Let's assume that we have a ragged array polygonpts whose entries are lists containing the vertex positions of each polygon. First, we compute a clustering tolerance ϵ lower than any edge length in the tesselation. Second, we cluster duplicates with the help of Nearest in order to produce a reduced point set newpts. Afterwards, we use the NearestFunction of newpts as a lookup function for the vertex indices.

polygonpts = hexTile1[3, 5];
ϵ = 0.5 Min[Sqrt[Total[(# - RotateLeft[#])^2, {2}]] & /@ polygonpts];
pts = Flatten[polygonpts, 1];
plist = Sort[DeleteDuplicates[
   Compile[{{idx, _Integer, 1}}, 
    Min[idx],
    RuntimeAttributes -> {Listable},
    Parallelization -> True
    ][Nearest[pts -> Automatic, pts, {∞, ϵ}]]
   ]];
newpts = pts[[plist]];
nf = Nearest[newpts -> Automatic];
polygons = Internal`PartitionRagged[Flatten[nf[pts]], Length /@ polygonpts];

MeshRegion[newpts, Polygon[polygons], MeshCellLabel -> {0 -> "Index"}]
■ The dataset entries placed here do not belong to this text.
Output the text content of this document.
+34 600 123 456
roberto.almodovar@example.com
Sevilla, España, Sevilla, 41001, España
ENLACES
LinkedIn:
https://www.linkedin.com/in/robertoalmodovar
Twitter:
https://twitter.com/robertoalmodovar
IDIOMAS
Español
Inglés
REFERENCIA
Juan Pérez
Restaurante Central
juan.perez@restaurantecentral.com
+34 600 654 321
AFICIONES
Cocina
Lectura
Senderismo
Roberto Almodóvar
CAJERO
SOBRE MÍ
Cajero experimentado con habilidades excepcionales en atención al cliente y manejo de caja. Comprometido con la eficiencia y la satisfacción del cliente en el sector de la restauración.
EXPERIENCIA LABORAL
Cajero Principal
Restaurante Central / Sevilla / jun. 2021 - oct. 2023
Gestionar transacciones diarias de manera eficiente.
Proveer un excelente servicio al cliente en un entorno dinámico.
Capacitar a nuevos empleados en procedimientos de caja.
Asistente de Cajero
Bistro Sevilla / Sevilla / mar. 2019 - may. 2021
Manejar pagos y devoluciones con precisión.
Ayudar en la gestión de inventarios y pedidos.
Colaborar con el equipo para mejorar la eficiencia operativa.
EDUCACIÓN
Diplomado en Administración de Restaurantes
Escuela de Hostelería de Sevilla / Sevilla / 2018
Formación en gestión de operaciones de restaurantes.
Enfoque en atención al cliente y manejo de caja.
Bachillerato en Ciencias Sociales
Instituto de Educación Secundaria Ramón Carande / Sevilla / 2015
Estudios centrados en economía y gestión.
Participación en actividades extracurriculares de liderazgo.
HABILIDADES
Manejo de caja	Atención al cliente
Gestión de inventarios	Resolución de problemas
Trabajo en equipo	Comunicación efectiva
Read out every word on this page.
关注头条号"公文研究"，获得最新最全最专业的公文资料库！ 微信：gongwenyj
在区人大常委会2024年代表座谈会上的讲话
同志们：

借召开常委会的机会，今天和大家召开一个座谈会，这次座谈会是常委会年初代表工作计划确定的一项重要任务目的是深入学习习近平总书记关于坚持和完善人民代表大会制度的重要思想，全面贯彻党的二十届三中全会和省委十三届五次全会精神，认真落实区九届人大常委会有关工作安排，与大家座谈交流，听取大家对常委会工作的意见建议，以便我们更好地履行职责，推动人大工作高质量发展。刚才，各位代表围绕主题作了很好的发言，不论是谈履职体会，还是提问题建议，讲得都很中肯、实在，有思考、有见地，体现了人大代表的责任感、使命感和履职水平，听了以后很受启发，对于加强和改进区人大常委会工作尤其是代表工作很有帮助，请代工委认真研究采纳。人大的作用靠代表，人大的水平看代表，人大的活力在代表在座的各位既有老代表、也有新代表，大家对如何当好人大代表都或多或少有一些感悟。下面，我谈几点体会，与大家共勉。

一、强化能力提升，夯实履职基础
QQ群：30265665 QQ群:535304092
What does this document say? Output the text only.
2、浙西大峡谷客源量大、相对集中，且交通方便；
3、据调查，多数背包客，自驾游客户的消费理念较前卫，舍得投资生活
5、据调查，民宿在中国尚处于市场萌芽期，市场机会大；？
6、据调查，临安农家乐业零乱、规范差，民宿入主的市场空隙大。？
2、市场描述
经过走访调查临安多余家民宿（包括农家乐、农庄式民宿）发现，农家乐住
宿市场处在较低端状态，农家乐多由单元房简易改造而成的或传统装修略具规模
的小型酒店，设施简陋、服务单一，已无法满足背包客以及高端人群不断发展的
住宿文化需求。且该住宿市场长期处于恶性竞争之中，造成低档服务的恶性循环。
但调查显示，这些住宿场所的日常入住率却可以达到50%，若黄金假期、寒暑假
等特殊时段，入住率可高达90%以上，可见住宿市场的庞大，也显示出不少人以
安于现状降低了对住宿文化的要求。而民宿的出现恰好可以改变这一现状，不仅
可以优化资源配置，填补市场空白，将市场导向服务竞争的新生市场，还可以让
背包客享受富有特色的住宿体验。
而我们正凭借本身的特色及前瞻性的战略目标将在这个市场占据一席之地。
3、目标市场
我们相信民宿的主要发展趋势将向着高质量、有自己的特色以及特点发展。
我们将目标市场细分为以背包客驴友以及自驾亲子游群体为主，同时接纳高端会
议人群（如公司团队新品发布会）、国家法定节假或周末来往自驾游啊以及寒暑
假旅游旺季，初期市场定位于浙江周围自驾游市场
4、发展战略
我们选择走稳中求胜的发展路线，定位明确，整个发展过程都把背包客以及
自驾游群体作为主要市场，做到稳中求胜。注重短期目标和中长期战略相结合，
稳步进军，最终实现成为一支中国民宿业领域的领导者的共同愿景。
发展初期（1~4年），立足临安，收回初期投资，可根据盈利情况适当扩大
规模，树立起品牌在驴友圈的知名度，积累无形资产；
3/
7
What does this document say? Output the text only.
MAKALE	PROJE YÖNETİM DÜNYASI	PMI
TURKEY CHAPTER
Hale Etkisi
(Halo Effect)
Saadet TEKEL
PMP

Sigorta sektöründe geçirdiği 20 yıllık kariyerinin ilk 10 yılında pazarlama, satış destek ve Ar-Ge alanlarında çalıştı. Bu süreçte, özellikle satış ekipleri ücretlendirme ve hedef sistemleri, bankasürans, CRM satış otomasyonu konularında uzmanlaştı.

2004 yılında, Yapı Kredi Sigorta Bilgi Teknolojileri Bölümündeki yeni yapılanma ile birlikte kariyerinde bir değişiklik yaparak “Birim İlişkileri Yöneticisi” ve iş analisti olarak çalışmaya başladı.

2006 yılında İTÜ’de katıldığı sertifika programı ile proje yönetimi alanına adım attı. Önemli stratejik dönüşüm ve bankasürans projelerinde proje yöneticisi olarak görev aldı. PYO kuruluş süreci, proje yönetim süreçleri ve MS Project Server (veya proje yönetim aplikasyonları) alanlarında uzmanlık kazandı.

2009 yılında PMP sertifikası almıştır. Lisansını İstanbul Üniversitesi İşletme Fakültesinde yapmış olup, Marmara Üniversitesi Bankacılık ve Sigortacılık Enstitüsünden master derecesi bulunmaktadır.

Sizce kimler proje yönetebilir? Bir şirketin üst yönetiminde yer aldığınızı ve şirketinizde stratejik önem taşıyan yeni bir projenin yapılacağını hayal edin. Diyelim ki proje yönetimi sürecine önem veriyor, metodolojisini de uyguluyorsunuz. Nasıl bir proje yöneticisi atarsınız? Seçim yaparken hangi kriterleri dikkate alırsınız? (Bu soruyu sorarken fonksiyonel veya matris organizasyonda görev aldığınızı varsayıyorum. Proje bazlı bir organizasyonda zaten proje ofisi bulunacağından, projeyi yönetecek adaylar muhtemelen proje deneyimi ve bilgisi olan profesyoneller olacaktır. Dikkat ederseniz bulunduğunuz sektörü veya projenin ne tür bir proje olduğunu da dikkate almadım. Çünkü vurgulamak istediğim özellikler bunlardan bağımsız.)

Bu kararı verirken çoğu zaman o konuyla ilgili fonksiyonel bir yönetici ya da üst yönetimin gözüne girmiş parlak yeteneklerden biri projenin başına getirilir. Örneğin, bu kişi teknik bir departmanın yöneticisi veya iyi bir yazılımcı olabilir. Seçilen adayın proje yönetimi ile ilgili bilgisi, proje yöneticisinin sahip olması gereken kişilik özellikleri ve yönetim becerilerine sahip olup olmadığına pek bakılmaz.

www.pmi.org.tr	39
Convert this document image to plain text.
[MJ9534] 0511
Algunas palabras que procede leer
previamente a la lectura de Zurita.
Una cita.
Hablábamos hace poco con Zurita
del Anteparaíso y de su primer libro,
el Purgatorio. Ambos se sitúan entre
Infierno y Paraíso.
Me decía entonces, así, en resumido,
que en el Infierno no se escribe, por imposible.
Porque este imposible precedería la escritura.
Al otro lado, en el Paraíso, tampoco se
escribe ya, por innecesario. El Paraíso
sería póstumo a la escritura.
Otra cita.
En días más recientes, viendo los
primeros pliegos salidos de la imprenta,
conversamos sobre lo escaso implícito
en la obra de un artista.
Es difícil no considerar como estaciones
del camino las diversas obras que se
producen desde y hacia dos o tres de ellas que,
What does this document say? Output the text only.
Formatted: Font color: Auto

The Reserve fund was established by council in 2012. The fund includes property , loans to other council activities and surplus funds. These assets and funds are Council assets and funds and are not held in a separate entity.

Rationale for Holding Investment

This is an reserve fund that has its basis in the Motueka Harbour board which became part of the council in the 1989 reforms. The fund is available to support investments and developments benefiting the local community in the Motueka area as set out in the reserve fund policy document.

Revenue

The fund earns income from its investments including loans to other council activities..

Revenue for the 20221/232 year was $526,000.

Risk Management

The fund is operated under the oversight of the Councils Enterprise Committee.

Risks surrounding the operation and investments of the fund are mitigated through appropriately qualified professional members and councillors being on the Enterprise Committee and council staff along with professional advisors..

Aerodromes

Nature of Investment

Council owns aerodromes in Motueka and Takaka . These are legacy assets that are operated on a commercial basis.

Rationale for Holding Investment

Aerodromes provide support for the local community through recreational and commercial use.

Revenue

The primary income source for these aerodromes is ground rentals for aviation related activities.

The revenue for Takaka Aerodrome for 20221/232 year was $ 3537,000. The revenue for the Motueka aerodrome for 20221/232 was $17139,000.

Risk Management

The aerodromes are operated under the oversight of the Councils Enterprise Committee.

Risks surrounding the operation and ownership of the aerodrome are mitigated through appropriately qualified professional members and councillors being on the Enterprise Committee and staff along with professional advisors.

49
enter image description here

It appears that this is the same mesh as the one returned by DiscretizeGraphics.

Sorting the reduced point set first leads to somewhat nicer enumeration of points:

newpts = Sort[pts[[plist]]];
nf = Nearest[newpts -> Automatic];
polygons = Internal`PartitionRagged[Flatten[nf[pts]], Length /@ polygonpts];

MeshRegion[newpts, Polygon[polygons], MeshCellLabel -> {0 -> "Index"}]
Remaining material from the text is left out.